On the defense side, there are sometimes no excuses for the astonishing settlements offered in frivolous lawsuits largely because bus operators (in most states) and motorcoach operators (which operate across state lines) are required to hold only $5M in liability insurance. (In Canada, they must carry $25M.) Here, when a motorcoach driver falls asleep at the wheel, and most of the passengers are killed or transformed into quadriplegics, the operator’s insurance barely makes a dent. So plaintiffs’ attorneys go after otherwise innocent codefendants with deep pockets. After one such catastrophic accident in 2008 with five fatalities, the vehicle manufacturer settled for $30M. In an accident three year later, where the driver fell asleep at the wheel and 17 passengers were killed (and dozens more mutilated), this same manufacturer needlessly settled for $18M. In either of these accidents, a good expert with a knowledge of bus sales reality at the time the vehicle-in-question was sold could have provided immense insight. Helping defend a smaller fellow codefendant in the second of these accidents, TA President Ned Einstein and a fellow-expert helped it settle the case for a handful of magic beans.

Another set of dynamics relates to the lack of regulations in the U.S. regarding driver assignment. Unlike Canada, the European Union, Australia and likely a few other places, America has no regulatory provisions, which (if followed) would prevent motorcoach operators from committing “shift inversion” — what Mr. Einstein has coined as “Bus Lag.” (See “Bio-Sensitive Driver Assignment.”) Tiny motorcoach operators and oligopolies alike often make no connections among (a) schedule creation, (b) driver assignment to shifts on those schedules, and (c) safety.
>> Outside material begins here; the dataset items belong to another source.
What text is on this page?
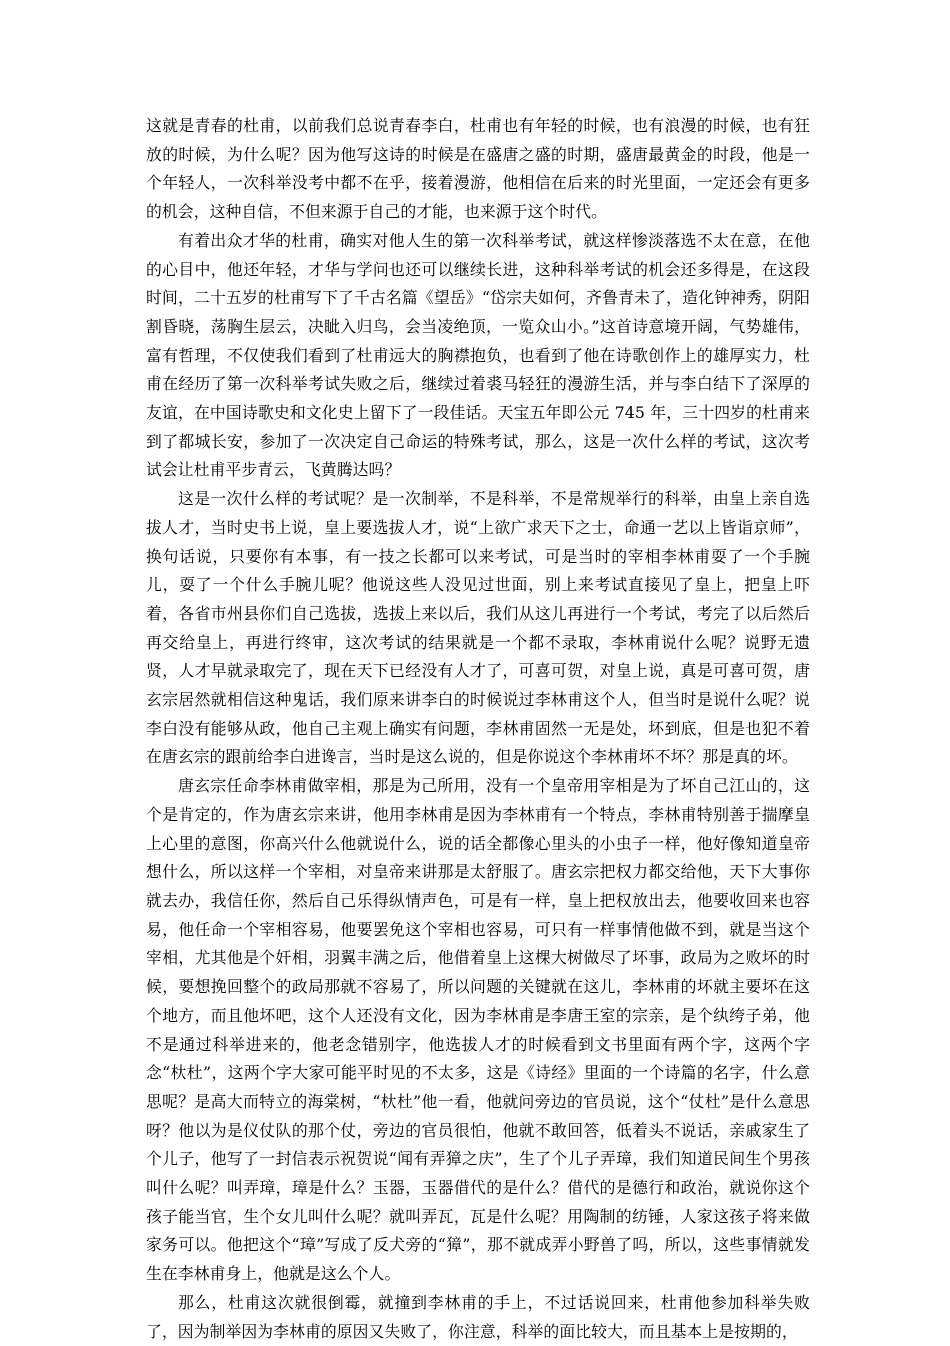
这就是青春的杜甫，以前我们总说青春李白，杜甫也有年轻的时候，也有浪漫的时候，也有狂放的时候，为什么呢？因为他写这诗的时候是在盛唐之盛的时期，盛唐最黄金的时段，他是一个年轻人，一次科举没考中都不在乎，接着漫游，他相信在后来的时光里面，一定还会有更多的机会，这种自信，不但来源于自己的才能，也来源于这个时代。

有着出众才华的杜甫，确实对他人生的第一次科举考试，就这样惨淡落选不太在意，在他的心目中，他还年轻，才华与学问也还可以继续长进，这种科举考试的机会还多得是，在这段时间，二十五岁的杜甫写下了千古名篇《望岳》“岱宗夫如何，齐鲁青未了，造化钟神秀，阴阳割昏晓，荡胸生层云，决眦入归鸟，会当凌绝顶，一览众山小。”这首诗意境开阔，气势雄伟，富有哲理，不仅使我们看到了杜甫远大的胸襟抱负，也看到了他在诗歌创作上的雄厚实力，杜甫在经历了第一次科举考试失败之后，继续过着裘马轻狂的漫游生活，并与李白结下了深厚的友谊，在中国诗歌史和文化史上留下了一段佳话。天宝五年即公元 745 年，三十四岁的杜甫来到了都城长安，参加了一次决定自己命运的特殊考试，那么，这是一次什么样的考试，这次考试会让杜甫平步青云，飞黄腾达吗？

这是一次什么样的考试呢？是一次制举，不是科举，不是常规举行的科举，由皇上亲自选拔人才，当时史书上说，皇上要选拔人才，说“上欲广求天下之士，命通一艺以上皆诣京师”，换句话说，只要你有本事，有一技之长都可以来考试，可是当时的宰相李林甫耍了一个手腕儿，耍了一个什么手腕儿呢？他说这些人没见过世面，别上来考试直接见了皇上，把皇上吓着，各省市州县你们自己选拔，选拔上来以后，我们从这儿再进行一个考试，考完了以后然后再交给皇上，再进行终审，这次考试的结果就是一个都不录取，李林甫说什么呢？说野无遗贤，人才早就录取完了，现在天下已经没有人才了，可喜可贺，对皇上说，真是可喜可贺，唐玄宗居然就相信这种鬼话，我们原来讲李白的时候说过李林甫这个人，但当时是说什么呢？说李白没有能够从政，他自己主观上确实有问题，李林甫固然一无是处，坏到底，但是也犯不着在唐玄宗的跟前给李白进谗言，当时是这么说的，但是你说这个李林甫坏不坏？那是真的坏。

唐玄宗任命李林甫做宰相，那是为己所用，没有一个皇帝用宰相是为了坏自己江山的，这个是肯定的，作为唐玄宗来讲，他用李林甫是因为李林甫有一个特点，李林甫特别善于揣摩皇上心里的意图，你高兴什么他就说什么，说的话全都像心里头的小虫子一样，他好像知道皇帝想什么，所以这样一个宰相，对皇帝来讲那是太舒服了。唐玄宗把权力都交给他，天下大事你就去办，我信任你，然后自己乐得纵情声色，可是有一样，皇上把权放出去，他要收回来也容易，他任命一个宰相容易，他要罢免这个宰相也容易，可只有一样事情他做不到，就是当这个宰相，尤其他是个奸相，羽翼丰满之后，他借着皇上这棵大树做尽了坏事，政局为之败坏的时候，要想挽回整个的政局那就不容易了，所以问题的关键就在这儿，李林甫的坏就主要坏在这个地方，而且他坏吧，这个人还没有文化，因为李林甫是李唐王室的宗亲，是个纨绔子弟，他不是通过科举进来的，他老念错别字，他选拔人才的时候看到文书里面有两个字，这两个字念“杕杜”，这两个字大家可能平时见的不太多，这是《诗经》里面的一个诗篇的名字，什么意思呢？是高大而特立的海棠树，“杕杜”他一看，他就问旁边的官员说，这个“仗杜”是什么意思呀？他以为是仪仗队的那个仗，旁边的官员很怕，他就不敢回答，低着头不说话，亲戚家生了个儿子，他写了一封信表示祝贺说“闻有弄獐之庆”，生了个儿子弄璋，我们知道民间生个男孩叫什么呢？叫弄璋，璋是什么？玉器，玉器借代的是什么？借代的是德行和政治，就说你这个孩子能当官，生个女儿叫什么呢？就叫弄瓦，瓦是什么呢？用陶制的纺锤，人家这孩子将来做家务可以。他把这个“璋”写成了反犬旁的“獐”，那不就成弄小野兽了吗，所以，这些事情就发生在李林甫身上，他就是这么个人。

那么，杜甫这次就很倒霉，就撞到李林甫的手上，不过话说回来，杜甫他参加科举失败了，因为制举因为李林甫的原因又失败了，你注意，科举的面比较大，而且基本上是按期的，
This omission simplifies their “management,” saves them money and avoids union conflicts (whereby drivers select the shifts they want based on their seniority). This multi-faceted omission is not difficult to explain to the jury:

  • Let’s say you work 9-to-5.
  • Tomorrow, report to work at 1 PM, OK?
  • The next night, report to work at 5:00 PM, OK?
  • The day after that, report to work at 9:00 PM, OK?

By the end of the fourth day’s shift, one’s head is likely to drop into a bowl of hot soup. Yet many motorcoach drivers operate 53,000-lb. vehicles, much of the time at highway speeds, under these same conditions. In this operating environment, shift inversion eventually takes its toll.

In a world dominated by giant oligopolies, the big money for plaintiffs’ counsel lies in an understanding of the public transportation industry’s dynamics and its participants’ commercial agendas. Similarly, the way out for the genuinely-innocent defendants in this world lies in an understanding of these same dynamics and commercial agendas.

Keeping it simple is a presentation skill. It is not a prudent approach for analysis.

With a genuine expert in this field at one’s disposal, “keeping it simple” is an often-misunderstood concept: Keeping it simple is a presentation skill. It is not a prudent approach for analysis. Plaintiffs’ attorneys unwilling to pay for this analysis often leaves most of the money on the table. Defendant’s attorneys unwilling to pay for it can lose their clients’ shirts.